Based on the provisions on “surveys and research” in the Act for the Establishment of the Ministry of Defense, Japan will independently dispatch Maritime Self-Defense Force escort ships and patrol aircraft before year-end at the earliest.
Japan will not participate in the U.S.-led coalition of the willing (maritime security initiative) that aims to secure safety in the Strait of Hormuz.
We support the fact that the government has initiated action to dispatch the SDF, which will lead to the safety of sea lanes in the very critical waterways of the Middle East. Japan should obviously protect its own vessels. We cannot help but question, however, the government stance of excluding the critical Strait of Hormuz. It is imperative that the deployment be an effective one.
The aim of the mobilization of the SDF is to strengthen its information-gathering framework. It is not envisioned that the SDF will escort Japanese ships immediately. The SDF will operate in the following waters: the Gulf of Oman, the open sea in the northern part of the Arabian Sea, and the open sea in the eastern part of the Bab-el-Mandeb strait off the coast of Yemen. The Strait of Hormuz is not included. Defense Minister Taro Kono said, “For now we will consider the matter within these parameters.”

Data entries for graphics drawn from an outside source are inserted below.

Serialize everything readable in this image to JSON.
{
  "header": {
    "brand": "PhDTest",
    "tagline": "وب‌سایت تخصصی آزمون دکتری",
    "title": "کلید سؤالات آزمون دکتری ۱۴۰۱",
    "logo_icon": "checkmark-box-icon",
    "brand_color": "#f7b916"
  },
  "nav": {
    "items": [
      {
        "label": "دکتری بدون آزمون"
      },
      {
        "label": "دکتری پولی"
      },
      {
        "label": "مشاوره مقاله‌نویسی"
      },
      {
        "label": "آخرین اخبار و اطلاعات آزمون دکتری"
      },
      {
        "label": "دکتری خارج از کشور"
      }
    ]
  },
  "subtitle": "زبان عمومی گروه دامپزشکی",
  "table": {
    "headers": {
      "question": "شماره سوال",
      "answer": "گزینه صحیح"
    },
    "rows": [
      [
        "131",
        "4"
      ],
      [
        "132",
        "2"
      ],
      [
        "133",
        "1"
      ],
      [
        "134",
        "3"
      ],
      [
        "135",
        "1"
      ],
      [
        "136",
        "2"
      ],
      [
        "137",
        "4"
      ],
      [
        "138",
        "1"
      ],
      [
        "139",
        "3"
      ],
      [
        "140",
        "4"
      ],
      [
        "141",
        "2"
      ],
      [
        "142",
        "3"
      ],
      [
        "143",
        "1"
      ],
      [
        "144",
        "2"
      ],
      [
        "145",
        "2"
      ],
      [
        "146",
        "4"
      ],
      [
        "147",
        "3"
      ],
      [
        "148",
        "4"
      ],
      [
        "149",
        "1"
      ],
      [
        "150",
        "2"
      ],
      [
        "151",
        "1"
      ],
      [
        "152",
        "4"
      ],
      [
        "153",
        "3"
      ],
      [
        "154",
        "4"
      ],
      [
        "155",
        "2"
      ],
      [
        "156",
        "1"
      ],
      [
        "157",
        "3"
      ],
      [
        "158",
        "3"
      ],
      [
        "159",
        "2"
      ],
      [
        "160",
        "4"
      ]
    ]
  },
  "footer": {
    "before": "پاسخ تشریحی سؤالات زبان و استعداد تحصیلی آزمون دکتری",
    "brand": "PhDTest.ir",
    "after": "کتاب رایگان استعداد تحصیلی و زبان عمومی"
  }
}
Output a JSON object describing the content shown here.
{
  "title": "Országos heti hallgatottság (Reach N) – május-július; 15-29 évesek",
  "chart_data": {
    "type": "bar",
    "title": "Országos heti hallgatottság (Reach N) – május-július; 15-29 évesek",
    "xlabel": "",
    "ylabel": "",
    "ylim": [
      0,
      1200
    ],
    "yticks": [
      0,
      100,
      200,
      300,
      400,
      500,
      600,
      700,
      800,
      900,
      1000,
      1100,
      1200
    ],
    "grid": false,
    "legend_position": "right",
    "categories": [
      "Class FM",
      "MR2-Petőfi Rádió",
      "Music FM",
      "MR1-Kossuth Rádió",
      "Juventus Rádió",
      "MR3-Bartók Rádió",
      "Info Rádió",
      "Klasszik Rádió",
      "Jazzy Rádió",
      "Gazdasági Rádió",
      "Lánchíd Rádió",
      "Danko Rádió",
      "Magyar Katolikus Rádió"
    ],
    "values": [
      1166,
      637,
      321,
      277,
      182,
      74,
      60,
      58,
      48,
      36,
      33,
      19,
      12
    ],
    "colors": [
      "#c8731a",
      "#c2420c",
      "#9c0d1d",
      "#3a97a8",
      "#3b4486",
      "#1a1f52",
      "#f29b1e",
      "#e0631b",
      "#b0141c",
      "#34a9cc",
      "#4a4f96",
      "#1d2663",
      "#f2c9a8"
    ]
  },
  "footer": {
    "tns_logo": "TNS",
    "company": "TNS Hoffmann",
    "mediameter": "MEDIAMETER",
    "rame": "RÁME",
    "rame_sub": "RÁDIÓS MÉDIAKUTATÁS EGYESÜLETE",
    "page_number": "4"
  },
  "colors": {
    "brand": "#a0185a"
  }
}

The site of the June attack on two oil tankers, including one operated by a Japanese company, was the Gulf of Oman. To say that the SDF will not survey the Strait of Hormuz itself because the Gulf of Oman is included is illogical. Day after day, Japanese tankers pass through the Strait of Hormuz, where tensions are high. This is the waterway that the SDF needs to collect information on the most.
Japan must not get its priorities wrong out of fear of irritating Iran. If Japan eliminates the important waterways of the Strait of Hormuz and the Persian Gulf, our nation’s intent to protect its vessels may be questioned and the SDF troops dispatched could even be ridiculed.
When SDF are dispatched under the “surveys and research” provisions in the Act for the Establishment of the Ministry of Defense, personnel cannot use weapons to protect commercial vessels related to Japan. The government says that the situation does not require the SDF to escort ships immediately, but we would like to see the government make preparations so the SDF can engage in rescue activities if the situation were to suddenly change. If a foreign ship were to be in crisis near an SDF vessel, it could not stand by idly without offering help. Japan should consider responses in advance, including being ready to issue an order for maritime patrol operations.
It would have been better [for Japan] to join the coalition of the willing from the start. The government says it will be in close contact with the United States even if Japan does not participate in the initiative. If that is the case, the Foreign Ministry and the Defense Ministry should do their utmost to negotiate with the U.S. so that a situation where the U.S. does not provide adequate information to the SDF is avoided. It goes without saying that the SDF should supply information to the U.S.